Friday, July 24, 2009

Nice to Know vs. Need to Know

As mentioned before, people are busier than ever at work. We have more work to do, and in today's economic climate, there are usually fewer people to help. This means we need to be as efficient as possible to get the job done on time.

It is with this in mind that designers of e-learning (and all training, really) should focus on what's really important. People sitting at their desks are assaulted by phone calls, e-mails, fellow employees and management. What little time they do have for e-learning, they certainly don't want to feel like it's wasted on something that tells them something they either: A) Already know, or B) Don't need to know.

Adults in the workplace want to learn how to DO things. Or they want to know things that will help them DO things better. What do I consider "nice to know" information? My general rule of thumb is, if they can do the task or process without that piece of information, it's just nice to know. Information that is critical in allowing an individual to complete a task or process is "need to know" information.

Does this mean "nice to know" information should be ignored? Absolutely not. But learners should not be forced into learning it, because they may not consider the information relevant to them.

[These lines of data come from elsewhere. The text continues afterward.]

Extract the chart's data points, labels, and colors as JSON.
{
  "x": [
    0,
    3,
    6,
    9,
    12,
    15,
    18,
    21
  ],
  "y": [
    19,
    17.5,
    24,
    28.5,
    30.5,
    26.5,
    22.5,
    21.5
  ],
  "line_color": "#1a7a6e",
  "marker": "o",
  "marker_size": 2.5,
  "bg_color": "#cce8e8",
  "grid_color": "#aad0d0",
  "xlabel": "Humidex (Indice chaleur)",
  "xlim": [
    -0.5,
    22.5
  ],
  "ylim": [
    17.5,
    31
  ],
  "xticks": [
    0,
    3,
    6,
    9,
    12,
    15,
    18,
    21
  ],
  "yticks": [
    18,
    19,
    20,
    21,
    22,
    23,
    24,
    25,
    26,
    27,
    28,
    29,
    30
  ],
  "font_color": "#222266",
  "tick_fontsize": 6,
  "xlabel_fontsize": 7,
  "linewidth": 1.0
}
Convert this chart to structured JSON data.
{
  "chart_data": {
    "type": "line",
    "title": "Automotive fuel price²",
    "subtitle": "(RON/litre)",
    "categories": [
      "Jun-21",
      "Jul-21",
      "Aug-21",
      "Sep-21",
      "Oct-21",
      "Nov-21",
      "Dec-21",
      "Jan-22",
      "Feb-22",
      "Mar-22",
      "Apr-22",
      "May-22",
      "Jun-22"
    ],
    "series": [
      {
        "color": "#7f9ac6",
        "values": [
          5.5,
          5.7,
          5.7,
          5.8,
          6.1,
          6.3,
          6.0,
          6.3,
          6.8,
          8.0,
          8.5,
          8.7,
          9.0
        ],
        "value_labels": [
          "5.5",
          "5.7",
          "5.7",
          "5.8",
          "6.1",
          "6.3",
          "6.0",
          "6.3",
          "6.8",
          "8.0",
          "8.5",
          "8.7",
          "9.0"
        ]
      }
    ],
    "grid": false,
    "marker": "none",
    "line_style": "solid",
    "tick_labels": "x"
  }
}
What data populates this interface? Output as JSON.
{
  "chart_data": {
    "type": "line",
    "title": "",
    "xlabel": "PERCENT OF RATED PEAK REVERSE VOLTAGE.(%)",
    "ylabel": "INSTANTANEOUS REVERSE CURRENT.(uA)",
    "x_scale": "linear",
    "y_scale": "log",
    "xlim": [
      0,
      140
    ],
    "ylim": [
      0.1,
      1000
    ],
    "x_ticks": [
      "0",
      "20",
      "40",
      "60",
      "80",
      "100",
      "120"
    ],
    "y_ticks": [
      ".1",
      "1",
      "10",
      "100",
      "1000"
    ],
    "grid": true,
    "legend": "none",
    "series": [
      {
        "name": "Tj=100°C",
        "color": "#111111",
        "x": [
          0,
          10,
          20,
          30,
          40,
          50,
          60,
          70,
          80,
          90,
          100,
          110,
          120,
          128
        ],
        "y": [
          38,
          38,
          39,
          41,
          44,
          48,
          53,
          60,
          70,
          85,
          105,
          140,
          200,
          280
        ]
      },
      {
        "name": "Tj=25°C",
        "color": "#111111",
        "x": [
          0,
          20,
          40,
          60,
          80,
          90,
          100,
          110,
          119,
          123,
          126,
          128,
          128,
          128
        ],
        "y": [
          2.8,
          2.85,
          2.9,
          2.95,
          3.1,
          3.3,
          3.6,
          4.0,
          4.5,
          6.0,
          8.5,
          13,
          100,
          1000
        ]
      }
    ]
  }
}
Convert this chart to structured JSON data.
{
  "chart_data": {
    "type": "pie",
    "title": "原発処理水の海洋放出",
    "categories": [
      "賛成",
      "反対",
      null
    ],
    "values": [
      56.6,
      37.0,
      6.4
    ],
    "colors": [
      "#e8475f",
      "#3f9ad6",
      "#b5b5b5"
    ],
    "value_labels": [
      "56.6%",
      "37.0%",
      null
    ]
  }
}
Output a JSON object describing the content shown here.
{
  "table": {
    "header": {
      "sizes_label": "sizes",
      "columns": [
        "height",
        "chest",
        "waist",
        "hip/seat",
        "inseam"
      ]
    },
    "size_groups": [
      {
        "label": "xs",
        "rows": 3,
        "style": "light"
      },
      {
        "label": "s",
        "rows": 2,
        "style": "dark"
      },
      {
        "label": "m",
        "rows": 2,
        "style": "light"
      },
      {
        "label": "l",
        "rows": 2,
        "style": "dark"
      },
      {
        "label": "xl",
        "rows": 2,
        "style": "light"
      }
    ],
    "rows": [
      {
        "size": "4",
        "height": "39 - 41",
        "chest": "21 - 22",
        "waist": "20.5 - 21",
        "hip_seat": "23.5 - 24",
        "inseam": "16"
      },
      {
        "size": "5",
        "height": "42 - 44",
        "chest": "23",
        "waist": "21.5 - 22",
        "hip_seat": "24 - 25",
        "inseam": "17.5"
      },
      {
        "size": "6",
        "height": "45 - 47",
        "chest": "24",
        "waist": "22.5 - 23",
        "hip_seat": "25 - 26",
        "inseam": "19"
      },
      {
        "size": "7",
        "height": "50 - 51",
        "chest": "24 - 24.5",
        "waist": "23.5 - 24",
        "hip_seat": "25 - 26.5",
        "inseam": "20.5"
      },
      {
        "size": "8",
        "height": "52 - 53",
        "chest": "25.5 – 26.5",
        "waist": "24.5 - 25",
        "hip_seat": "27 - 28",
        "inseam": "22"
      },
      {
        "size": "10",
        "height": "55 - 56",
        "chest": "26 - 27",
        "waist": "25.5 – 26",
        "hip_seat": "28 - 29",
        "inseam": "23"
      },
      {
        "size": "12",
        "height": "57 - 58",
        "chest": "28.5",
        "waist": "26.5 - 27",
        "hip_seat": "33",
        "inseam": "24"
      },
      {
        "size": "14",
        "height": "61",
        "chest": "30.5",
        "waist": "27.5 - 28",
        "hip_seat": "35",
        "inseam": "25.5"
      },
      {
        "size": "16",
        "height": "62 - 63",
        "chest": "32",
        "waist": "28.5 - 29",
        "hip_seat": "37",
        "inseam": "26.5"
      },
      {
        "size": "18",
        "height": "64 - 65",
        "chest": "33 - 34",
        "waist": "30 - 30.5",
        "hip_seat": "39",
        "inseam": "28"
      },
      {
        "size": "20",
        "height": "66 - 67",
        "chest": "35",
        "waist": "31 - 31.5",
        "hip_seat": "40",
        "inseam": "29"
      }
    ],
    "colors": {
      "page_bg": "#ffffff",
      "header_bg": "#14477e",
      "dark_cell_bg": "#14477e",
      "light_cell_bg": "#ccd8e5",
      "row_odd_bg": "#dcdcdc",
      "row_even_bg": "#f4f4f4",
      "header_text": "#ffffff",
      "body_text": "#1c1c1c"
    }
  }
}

However, there are some learners who are self-motivated who may be interested in the "nice to know" information. They may feel they are getting more in-depth learning from this information.

There are simple ways to separate the "need to know" vs. the "nice to know" information, so learners who just want to get the essential information and be on their way, and those who want more information are both appeased.

The easiest way to separate the information is to create rollovers and links that allow users craving more information to access it without disrupting the flow of the course's "need to know" information. Learners who just want the essential information can easily choose to ignore the rollovers and links and move forward. This way you can have one course that appeases both audiences. Just make sure to mention at the beginning of the course that the extra links and rollovers contain additional information, so users know they have the option.

Another method is to simply have separate courses that provide all kinds of "nice to know" information. The disadvantage is a new course needs to be created from scratch, but if it's information that rarely or never changes, it only needs to be done once. An advantage, particularly if you have an LMS, is you can keep track of how many people are accessing the "nice to know" vs. the "need to know" courses.

The most important point is to keep the "nice to know" and the "need to know" information separate. Really examine the information that is being put into an e-learning course and ask yourself, "Does someone NEED this information to perform this task/process/procedure/etc.?" This will keep the core information of your course as short, sweet, and relevant as possible, and your learners will appreciate it.